Bates’ Africana program offers five plays during Black History Month that use historical events as a springboard to explore white oppression and black resistance.
Four were written by Lecturer in Theater Clifford Odle, who also teaches in the college’s Africana program. Each is based on actual incidents involving African American slaves in 18th-century New England. The fifth play, Janice Liddell’s Who Will Sing for Lena?, will be performed by Jes Washington ’13.
Noon, Feb. 6, Commons Fireplace Lounge
Part I: Blood in the Revolution — “According to Mark”
Part of the larger work Blood in the Revolution, this 10-minute play reading was first in a series of four plays by Lecturer in Theater Cliff Odle marking Black History Month at Bates. The title character “was a slave who could read and was looking for a way to free himself from an oppressive master,” says Odle. “And he felt the Bible provided a path to murdering him as long as he didn’t spill blood.”
Noon, Feb. 10, Fireplace Lounge, Commons
Part II: Blood in the Revolution — “Witness to a Massacre”

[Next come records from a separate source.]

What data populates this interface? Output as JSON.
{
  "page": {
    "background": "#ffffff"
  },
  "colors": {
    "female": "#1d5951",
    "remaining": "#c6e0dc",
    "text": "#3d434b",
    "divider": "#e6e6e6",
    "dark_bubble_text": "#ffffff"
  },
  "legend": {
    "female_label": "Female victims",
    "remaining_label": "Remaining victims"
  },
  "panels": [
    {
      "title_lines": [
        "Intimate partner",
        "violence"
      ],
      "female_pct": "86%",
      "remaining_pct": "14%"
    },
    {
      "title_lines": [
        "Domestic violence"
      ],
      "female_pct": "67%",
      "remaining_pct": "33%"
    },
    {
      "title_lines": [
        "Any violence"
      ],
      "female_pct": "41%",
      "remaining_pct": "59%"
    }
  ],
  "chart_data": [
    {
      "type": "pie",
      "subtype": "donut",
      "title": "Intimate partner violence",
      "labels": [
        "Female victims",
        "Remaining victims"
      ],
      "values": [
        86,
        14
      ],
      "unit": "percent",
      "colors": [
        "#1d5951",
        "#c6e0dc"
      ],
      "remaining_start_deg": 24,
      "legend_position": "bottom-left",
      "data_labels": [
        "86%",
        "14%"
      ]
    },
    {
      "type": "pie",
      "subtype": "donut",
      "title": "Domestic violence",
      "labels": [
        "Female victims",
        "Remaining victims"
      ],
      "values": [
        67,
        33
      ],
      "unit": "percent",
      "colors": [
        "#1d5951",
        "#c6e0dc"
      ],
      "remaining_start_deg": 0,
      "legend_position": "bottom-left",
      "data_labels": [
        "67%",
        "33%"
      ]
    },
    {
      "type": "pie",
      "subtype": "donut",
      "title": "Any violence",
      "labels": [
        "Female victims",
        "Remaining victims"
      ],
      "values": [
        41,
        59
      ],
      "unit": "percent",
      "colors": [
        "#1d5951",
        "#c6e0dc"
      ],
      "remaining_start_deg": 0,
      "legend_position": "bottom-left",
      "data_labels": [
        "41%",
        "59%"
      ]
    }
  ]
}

This 10-minute play reading deals with an educated slave named Andrew who was an important witness to the Boston Massacre, the 1770 killing of several colonists by British troops.
Who Will Sing for Lena?
Jessica Washington ’13 returns to Bates to perform Janice Liddell’s one-woman show, Who Will Sing for Lena?

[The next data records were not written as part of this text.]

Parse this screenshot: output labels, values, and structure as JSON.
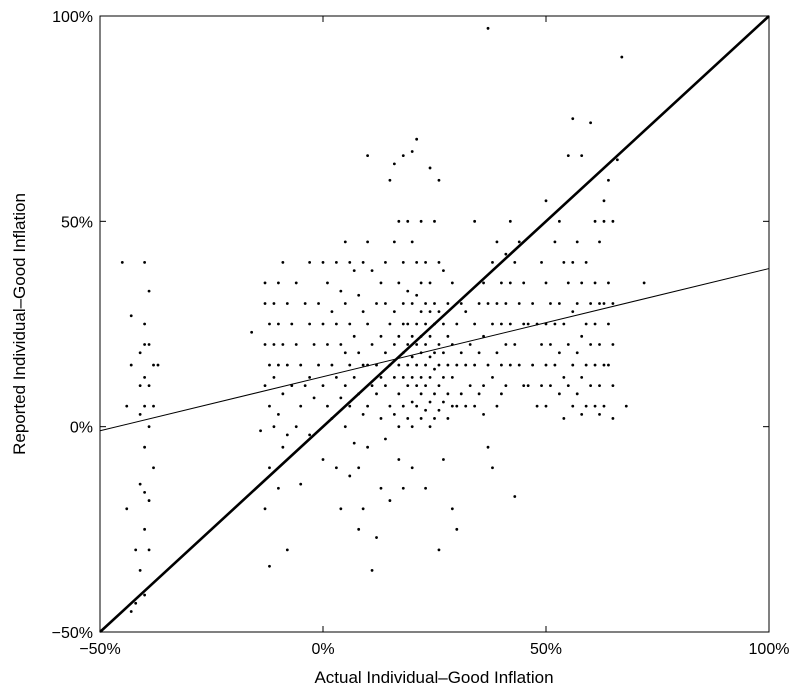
{
  "chart_data": {
    "type": "scatter",
    "title": "",
    "xlabel": "Actual Individual–Good Inflation",
    "ylabel": "Reported Individual–Good Inflation",
    "xlim": [
      -50,
      100
    ],
    "ylim": [
      -50,
      100
    ],
    "x_ticks": [
      -50,
      0,
      50,
      100
    ],
    "y_ticks": [
      -50,
      0,
      50,
      100
    ],
    "x_tick_labels": [
      "−50%",
      "0%",
      "50%",
      "100%"
    ],
    "y_tick_labels": [
      "−50%",
      "0%",
      "50%",
      "100%"
    ],
    "grid": false,
    "lines": [
      {
        "kind": "45-degree line",
        "style": "thick",
        "x": [
          -50,
          100
        ],
        "y": [
          -50,
          100
        ]
      },
      {
        "kind": "fitted line",
        "style": "thin",
        "x": [
          -50,
          100
        ],
        "y": [
          -1,
          38.5
        ]
      }
    ],
    "points": [
      [
        -45,
        40
      ],
      [
        -44,
        5
      ],
      [
        -43,
        27
      ],
      [
        -43,
        15
      ],
      [
        -42,
        -30
      ],
      [
        -42,
        -43
      ],
      [
        -41,
        18
      ],
      [
        -41,
        10
      ],
      [
        -41,
        3
      ],
      [
        -41,
        -14
      ],
      [
        -41,
        -35
      ],
      [
        -40,
        40
      ],
      [
        -40,
        25
      ],
      [
        -40,
        20
      ],
      [
        -40,
        12
      ],
      [
        -40,
        5
      ],
      [
        -40,
        -5
      ],
      [
        -40,
        -16
      ],
      [
        -40,
        -25
      ],
      [
        -40,
        -41
      ],
      [
        -39,
        33
      ],
      [
        -39,
        20
      ],
      [
        -39,
        10
      ],
      [
        -39,
        0
      ],
      [
        -39,
        -18
      ],
      [
        -39,
        -30
      ],
      [
        -38,
        15
      ],
      [
        -38,
        5
      ],
      [
        -38,
        -10
      ],
      [
        -37,
        15
      ],
      [
        -44,
        -20
      ],
      [
        -43,
        -45
      ],
      [
        -16,
        23
      ],
      [
        -14,
        -1
      ],
      [
        -13,
        35
      ],
      [
        -13,
        30
      ],
      [
        -13,
        20
      ],
      [
        -13,
        10
      ],
      [
        -13,
        -20
      ],
      [
        -12,
        25
      ],
      [
        -12,
        15
      ],
      [
        -12,
        5
      ],
      [
        -12,
        -10
      ],
      [
        -12,
        -34
      ],
      [
        -11,
        30
      ],
      [
        -11,
        20
      ],
      [
        -11,
        12
      ],
      [
        -11,
        0
      ],
      [
        -10,
        35
      ],
      [
        -10,
        25
      ],
      [
        -10,
        15
      ],
      [
        -10,
        3
      ],
      [
        -10,
        -15
      ],
      [
        -9,
        40
      ],
      [
        -9,
        20
      ],
      [
        -9,
        8
      ],
      [
        -9,
        -5
      ],
      [
        -8,
        30
      ],
      [
        -8,
        15
      ],
      [
        -8,
        -2
      ],
      [
        -8,
        -30
      ],
      [
        -7,
        25
      ],
      [
        -7,
        10
      ],
      [
        -6,
        35
      ],
      [
        -6,
        20
      ],
      [
        -6,
        0
      ],
      [
        -5,
        15
      ],
      [
        -5,
        5
      ],
      [
        -5,
        -14
      ],
      [
        -4,
        30
      ],
      [
        -4,
        10
      ],
      [
        -3,
        40
      ],
      [
        -3,
        25
      ],
      [
        -3,
        12
      ],
      [
        -3,
        -2
      ],
      [
        -2,
        20
      ],
      [
        -2,
        7
      ],
      [
        -1,
        30
      ],
      [
        -1,
        15
      ],
      [
        0,
        40
      ],
      [
        0,
        25
      ],
      [
        0,
        10
      ],
      [
        0,
        -8
      ],
      [
        1,
        35
      ],
      [
        1,
        20
      ],
      [
        1,
        5
      ],
      [
        2,
        28
      ],
      [
        2,
        15
      ],
      [
        2,
        2
      ],
      [
        3,
        40
      ],
      [
        3,
        25
      ],
      [
        3,
        12
      ],
      [
        3,
        -10
      ],
      [
        4,
        33
      ],
      [
        4,
        20
      ],
      [
        4,
        7
      ],
      [
        4,
        -20
      ],
      [
        5,
        45
      ],
      [
        5,
        30
      ],
      [
        5,
        18
      ],
      [
        5,
        10
      ],
      [
        5,
        0
      ],
      [
        6,
        40
      ],
      [
        6,
        25
      ],
      [
        6,
        15
      ],
      [
        6,
        5
      ],
      [
        6,
        -12
      ],
      [
        7,
        38
      ],
      [
        7,
        22
      ],
      [
        7,
        12
      ],
      [
        7,
        -4
      ],
      [
        8,
        32
      ],
      [
        8,
        18
      ],
      [
        8,
        8
      ],
      [
        8,
        -10
      ],
      [
        8,
        -25
      ],
      [
        9,
        40
      ],
      [
        9,
        28
      ],
      [
        9,
        15
      ],
      [
        9,
        3
      ],
      [
        9,
        -20
      ],
      [
        10,
        66
      ],
      [
        10,
        45
      ],
      [
        10,
        25
      ],
      [
        10,
        15
      ],
      [
        10,
        5
      ],
      [
        10,
        -5
      ],
      [
        11,
        38
      ],
      [
        11,
        20
      ],
      [
        11,
        10
      ],
      [
        11,
        -35
      ],
      [
        12,
        30
      ],
      [
        12,
        15
      ],
      [
        12,
        8
      ],
      [
        12,
        -27
      ],
      [
        13,
        35
      ],
      [
        13,
        22
      ],
      [
        13,
        12
      ],
      [
        13,
        2
      ],
      [
        13,
        -15
      ],
      [
        14,
        40
      ],
      [
        14,
        30
      ],
      [
        14,
        18
      ],
      [
        14,
        10
      ],
      [
        14,
        -3
      ],
      [
        15,
        60
      ],
      [
        15,
        25
      ],
      [
        15,
        15
      ],
      [
        15,
        5
      ],
      [
        15,
        -18
      ],
      [
        16,
        64
      ],
      [
        16,
        45
      ],
      [
        16,
        28
      ],
      [
        16,
        20
      ],
      [
        16,
        12
      ],
      [
        16,
        3
      ],
      [
        17,
        50
      ],
      [
        17,
        35
      ],
      [
        17,
        22
      ],
      [
        17,
        15
      ],
      [
        17,
        8
      ],
      [
        17,
        0
      ],
      [
        17,
        -8
      ],
      [
        18,
        66
      ],
      [
        18,
        40
      ],
      [
        18,
        30
      ],
      [
        18,
        25
      ],
      [
        18,
        18
      ],
      [
        18,
        12
      ],
      [
        18,
        5
      ],
      [
        18,
        -15
      ],
      [
        19,
        50
      ],
      [
        19,
        33
      ],
      [
        19,
        25
      ],
      [
        19,
        20
      ],
      [
        19,
        15
      ],
      [
        19,
        10
      ],
      [
        19,
        2
      ],
      [
        20,
        67
      ],
      [
        20,
        45
      ],
      [
        20,
        30
      ],
      [
        20,
        22
      ],
      [
        20,
        17
      ],
      [
        20,
        12
      ],
      [
        20,
        6
      ],
      [
        20,
        0
      ],
      [
        20,
        -10
      ],
      [
        21,
        70
      ],
      [
        21,
        40
      ],
      [
        21,
        32
      ],
      [
        21,
        25
      ],
      [
        21,
        20
      ],
      [
        21,
        15
      ],
      [
        21,
        10
      ],
      [
        21,
        5
      ],
      [
        22,
        50
      ],
      [
        22,
        35
      ],
      [
        22,
        28
      ],
      [
        22,
        22
      ],
      [
        22,
        18
      ],
      [
        22,
        12
      ],
      [
        22,
        8
      ],
      [
        22,
        2
      ],
      [
        23,
        40
      ],
      [
        23,
        30
      ],
      [
        23,
        25
      ],
      [
        23,
        20
      ],
      [
        23,
        15
      ],
      [
        23,
        10
      ],
      [
        23,
        4
      ],
      [
        23,
        -15
      ],
      [
        24,
        63
      ],
      [
        24,
        35
      ],
      [
        24,
        28
      ],
      [
        24,
        22
      ],
      [
        24,
        17
      ],
      [
        24,
        12
      ],
      [
        24,
        6
      ],
      [
        24,
        0
      ],
      [
        25,
        50
      ],
      [
        25,
        30
      ],
      [
        25,
        25
      ],
      [
        25,
        18
      ],
      [
        25,
        14
      ],
      [
        25,
        8
      ],
      [
        25,
        2
      ],
      [
        26,
        60
      ],
      [
        26,
        40
      ],
      [
        26,
        28
      ],
      [
        26,
        20
      ],
      [
        26,
        15
      ],
      [
        26,
        10
      ],
      [
        26,
        4
      ],
      [
        26,
        -30
      ],
      [
        27,
        38
      ],
      [
        27,
        25
      ],
      [
        27,
        18
      ],
      [
        27,
        12
      ],
      [
        27,
        6
      ],
      [
        27,
        -8
      ],
      [
        28,
        30
      ],
      [
        28,
        22
      ],
      [
        28,
        15
      ],
      [
        28,
        8
      ],
      [
        28,
        2
      ],
      [
        29,
        35
      ],
      [
        29,
        20
      ],
      [
        29,
        12
      ],
      [
        29,
        5
      ],
      [
        29,
        -20
      ],
      [
        30,
        25
      ],
      [
        30,
        15
      ],
      [
        30,
        5
      ],
      [
        30,
        -25
      ],
      [
        31,
        30
      ],
      [
        31,
        18
      ],
      [
        31,
        8
      ],
      [
        32,
        28
      ],
      [
        32,
        15
      ],
      [
        32,
        5
      ],
      [
        33,
        20
      ],
      [
        33,
        10
      ],
      [
        34,
        50
      ],
      [
        34,
        25
      ],
      [
        34,
        15
      ],
      [
        34,
        5
      ],
      [
        35,
        30
      ],
      [
        35,
        18
      ],
      [
        35,
        8
      ],
      [
        36,
        35
      ],
      [
        36,
        22
      ],
      [
        36,
        10
      ],
      [
        36,
        3
      ],
      [
        37,
        97
      ],
      [
        37,
        30
      ],
      [
        37,
        15
      ],
      [
        37,
        -5
      ],
      [
        38,
        40
      ],
      [
        38,
        25
      ],
      [
        38,
        12
      ],
      [
        38,
        -10
      ],
      [
        39,
        45
      ],
      [
        39,
        30
      ],
      [
        39,
        18
      ],
      [
        39,
        5
      ],
      [
        40,
        35
      ],
      [
        40,
        25
      ],
      [
        40,
        15
      ],
      [
        40,
        8
      ],
      [
        41,
        42
      ],
      [
        41,
        30
      ],
      [
        41,
        20
      ],
      [
        41,
        10
      ],
      [
        42,
        50
      ],
      [
        42,
        35
      ],
      [
        42,
        25
      ],
      [
        42,
        15
      ],
      [
        43,
        40
      ],
      [
        43,
        20
      ],
      [
        43,
        -17
      ],
      [
        44,
        45
      ],
      [
        44,
        30
      ],
      [
        44,
        15
      ],
      [
        45,
        35
      ],
      [
        45,
        25
      ],
      [
        45,
        10
      ],
      [
        46,
        25
      ],
      [
        46,
        10
      ],
      [
        47,
        30
      ],
      [
        47,
        15
      ],
      [
        48,
        25
      ],
      [
        48,
        5
      ],
      [
        49,
        40
      ],
      [
        49,
        20
      ],
      [
        49,
        10
      ],
      [
        50,
        55
      ],
      [
        50,
        35
      ],
      [
        50,
        25
      ],
      [
        50,
        15
      ],
      [
        50,
        5
      ],
      [
        51,
        30
      ],
      [
        51,
        20
      ],
      [
        51,
        10
      ],
      [
        52,
        45
      ],
      [
        52,
        25
      ],
      [
        52,
        15
      ],
      [
        53,
        50
      ],
      [
        53,
        30
      ],
      [
        53,
        18
      ],
      [
        53,
        8
      ],
      [
        54,
        40
      ],
      [
        54,
        25
      ],
      [
        54,
        12
      ],
      [
        54,
        2
      ],
      [
        55,
        66
      ],
      [
        55,
        35
      ],
      [
        55,
        20
      ],
      [
        55,
        10
      ],
      [
        56,
        75
      ],
      [
        56,
        40
      ],
      [
        56,
        28
      ],
      [
        56,
        15
      ],
      [
        56,
        5
      ],
      [
        57,
        45
      ],
      [
        57,
        30
      ],
      [
        57,
        18
      ],
      [
        57,
        8
      ],
      [
        58,
        66
      ],
      [
        58,
        35
      ],
      [
        58,
        22
      ],
      [
        58,
        12
      ],
      [
        58,
        3
      ],
      [
        59,
        40
      ],
      [
        59,
        25
      ],
      [
        59,
        15
      ],
      [
        59,
        5
      ],
      [
        60,
        74
      ],
      [
        60,
        30
      ],
      [
        60,
        20
      ],
      [
        60,
        10
      ],
      [
        61,
        50
      ],
      [
        61,
        35
      ],
      [
        61,
        25
      ],
      [
        61,
        15
      ],
      [
        61,
        5
      ],
      [
        62,
        45
      ],
      [
        62,
        30
      ],
      [
        62,
        20
      ],
      [
        62,
        10
      ],
      [
        62,
        3
      ],
      [
        63,
        55
      ],
      [
        63,
        50
      ],
      [
        63,
        30
      ],
      [
        63,
        15
      ],
      [
        63,
        5
      ],
      [
        64,
        60
      ],
      [
        64,
        35
      ],
      [
        64,
        25
      ],
      [
        64,
        15
      ],
      [
        65,
        50
      ],
      [
        65,
        30
      ],
      [
        65,
        20
      ],
      [
        65,
        10
      ],
      [
        65,
        2
      ],
      [
        66,
        65
      ],
      [
        67,
        90
      ],
      [
        68,
        5
      ],
      [
        72,
        35
      ]
    ]
  }
}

The play is about Lena Mae Baker, a domestic worker from Georgia who shot and killed her white employer in 1944 in self-defense and became the first and only woman executed in Georgia’s electric chair.
Noon, Feb. 14, Fireplace Lounge, Commons
Part III: Blood in the Revolution — “A Suit Made of Freedom”
This 10-minute play reading focuses on a woman named Mum Bett, aka Elizabeth Freeman, who successfully won her freedom from slavery in a 1780 court case in Massachusetts.
5pm, Feb. 27, Gannett Theater, 103 Pettigrew Hall
A Deerfield Homecoming
This 90-minute play combines and fictionalizes two separate historical episodes that took place in Deerfield, Mass. One involves Eunice Williams, an English colonist who was kidnapped by the French and the Mohawks as a child and became assimilated into Mohawk society. The other is about Lucy Terry, a slave whose ballad poem “Bars Fight” is considered the oldest known literary work by an African American.